Taxinge Torg, upper facade of Tensta Konsthall and Tensta Centrum Mall. An urban development project by International Festival, Front, and Konst2
Curated by Konst2, 2006
Photo International Festival and Front
We rapidly established our “subjective institution” and carried on a series of experimental projects, changing the space at the same time as keeping memories of its past present. The architect and design group Uglycute covered the main hall with a wall of glass-desks and the floors and the rest of the walls of the former lobby with a grey needle carpet. In the various smaller office spaces we had studios of different kinds, where artists, graphic designers, fashion designers, artisans, writers, etc. had what we called production sites. We arranged seminars and lectures, open and informal ones, scrutinising and so on the institution, its roles and also its nature as a piece of art itself, related to the idea of the total work of art. We also showed historic art in this experimental context: historic art had not been exhibited in Skärholmen before.
Konst2 was an active place, and it felt dynamic.
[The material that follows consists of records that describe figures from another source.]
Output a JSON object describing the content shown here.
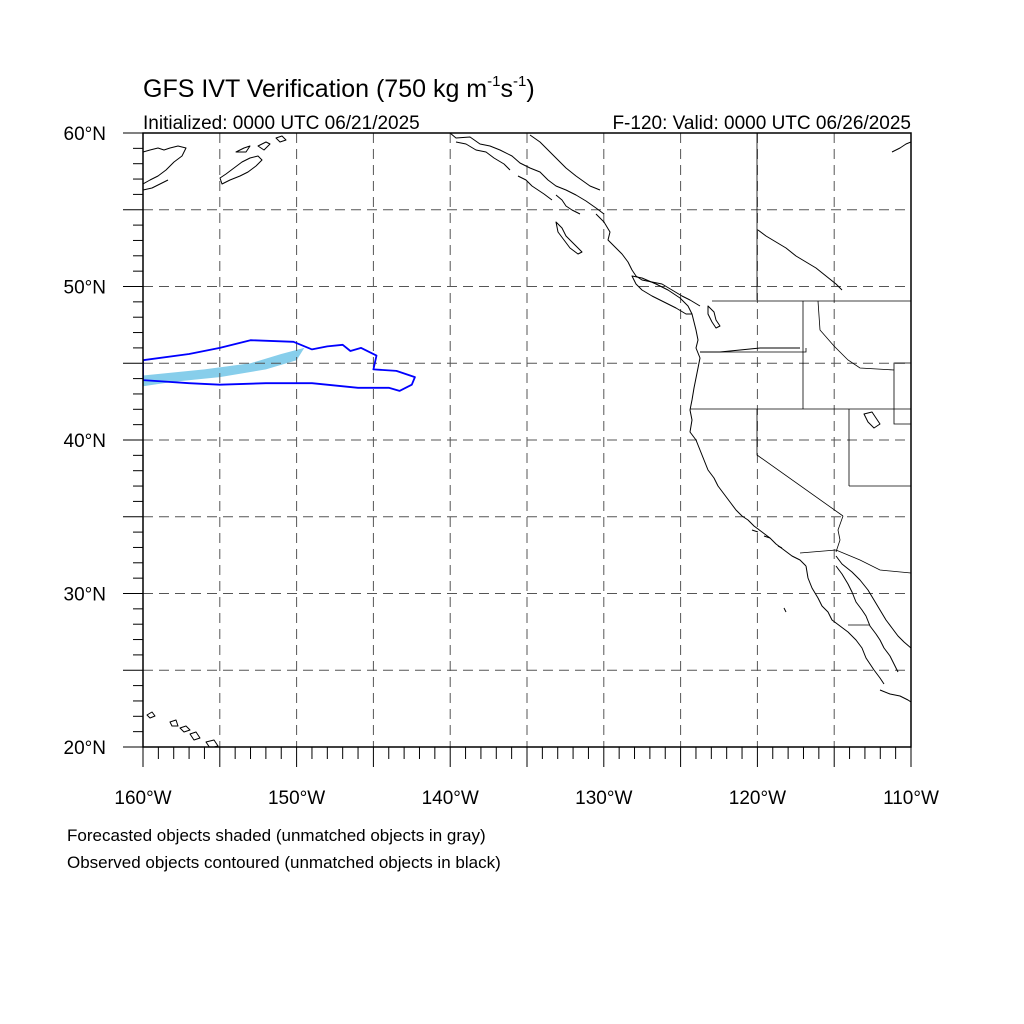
{
  "figure": {
    "title_main": "GFS IVT Verification (750 kg m",
    "title_sup1": "-1",
    "title_mid": "s",
    "title_sup2": "-1",
    "title_end": ")",
    "left_subtitle": "Initialized: 0000 UTC 06/21/2025",
    "right_subtitle": "F-120: Valid: 0000 UTC 06/26/2025"
  },
  "axes": {
    "lon_range": [
      -160,
      -110
    ],
    "lat_range": [
      20,
      60
    ],
    "lon_ticks": [
      {
        "value": -160,
        "label": "160°W"
      },
      {
        "value": -150,
        "label": "150°W"
      },
      {
        "value": -140,
        "label": "140°W"
      },
      {
        "value": -130,
        "label": "130°W"
      },
      {
        "value": -120,
        "label": "120°W"
      },
      {
        "value": -110,
        "label": "110°W"
      }
    ],
    "lat_ticks": [
      {
        "value": 60,
        "label": "60°N"
      },
      {
        "value": 50,
        "label": "50°N"
      },
      {
        "value": 40,
        "label": "40°N"
      },
      {
        "value": 30,
        "label": "30°N"
      },
      {
        "value": 20,
        "label": "20°N"
      }
    ],
    "grid_spacing_deg": 5,
    "grid": "dashed"
  },
  "legend_notes": {
    "line1": "Forecasted objects shaded (unmatched objects in gray)",
    "line2": "Observed objects contoured (unmatched objects in black)"
  },
  "colors": {
    "forecast_fill": "#87ceeb",
    "observed_contour": "#0000ff",
    "coastline": "#000000"
  },
  "objects": {
    "forecast_shaded": {
      "matched": true,
      "polygon_lonlat": [
        [
          -160,
          44.2
        ],
        [
          -156,
          44.6
        ],
        [
          -153,
          45.0
        ],
        [
          -151,
          45.6
        ],
        [
          -149.5,
          46.0
        ],
        [
          -150,
          45.2
        ],
        [
          -152,
          44.6
        ],
        [
          -155,
          44.1
        ],
        [
          -158,
          43.8
        ],
        [
          -160,
          43.5
        ]
      ]
    },
    "observed_contour": {
      "matched": true,
      "polygon_lonlat": [
        [
          -160,
          45.2
        ],
        [
          -157,
          45.6
        ],
        [
          -155,
          46.0
        ],
        [
          -153,
          46.5
        ],
        [
          -150.2,
          46.4
        ],
        [
          -149,
          45.9
        ],
        [
          -148,
          46.1
        ],
        [
          -147,
          46.2
        ],
        [
          -146.5,
          45.8
        ],
        [
          -145.8,
          46.0
        ],
        [
          -144.8,
          45.5
        ],
        [
          -145,
          44.6
        ],
        [
          -143.5,
          44.5
        ],
        [
          -142.3,
          44.1
        ],
        [
          -142.5,
          43.6
        ],
        [
          -143.3,
          43.2
        ],
        [
          -144,
          43.4
        ],
        [
          -146,
          43.4
        ],
        [
          -149,
          43.7
        ],
        [
          -152,
          43.7
        ],
        [
          -155,
          43.6
        ],
        [
          -157,
          43.7
        ],
        [
          -160,
          43.9
        ]
      ]
    }
  }
}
The cultural climate in Sweden was then, and still is, despite the image of Sweden as a progressive country, infected by a polemicised discussion and attitude towards migration, immigration and immigrants, and the fact that we moved our operations to this neighborhood raised a lot of questions and revealed issues to us that were not uncomplicated. As a consequence, facing this – for us – new situation, we decided to embrace it and include it in our discourse. So by moving the operation out of the gentrified city centre we had to deal with the broader public mindset to do with specific issues of integration; we were supposed more or less to carry on a mission, with the intention of facilitating integration through cultural education.
We ourselves saw things in a totally different way, in the dialogues with Ruin, i.e. the issue of ‘sprawl’ came naturally, and we were part of such a movement that not only defined geographic dislocation but also ideological dislocation. But it so proved that societal fear regarding these kind of ‘problematic suburban neighbourhoods’ carried within it unsolved and unanswered problems that were also related to aesthetic issues and the larger cultural body, i.e. how gentrified areas are more likely to be maintained whereas these suburban areas were – and are – more likely not to be. We are also interested in what these differences were – and are – based on and how structural and subjective decisions, with connotations related to socio-migrational issues, are made.
Moving out to this suburban context, we were seeking to break new ground for ourselves, and to expose ourselves to working conditions other than the ones we had been used to. We found more material than we had expected: the limited time we had in Skärholmen gave us substantial material and a set of tools that we later on continued to work with in Tensta.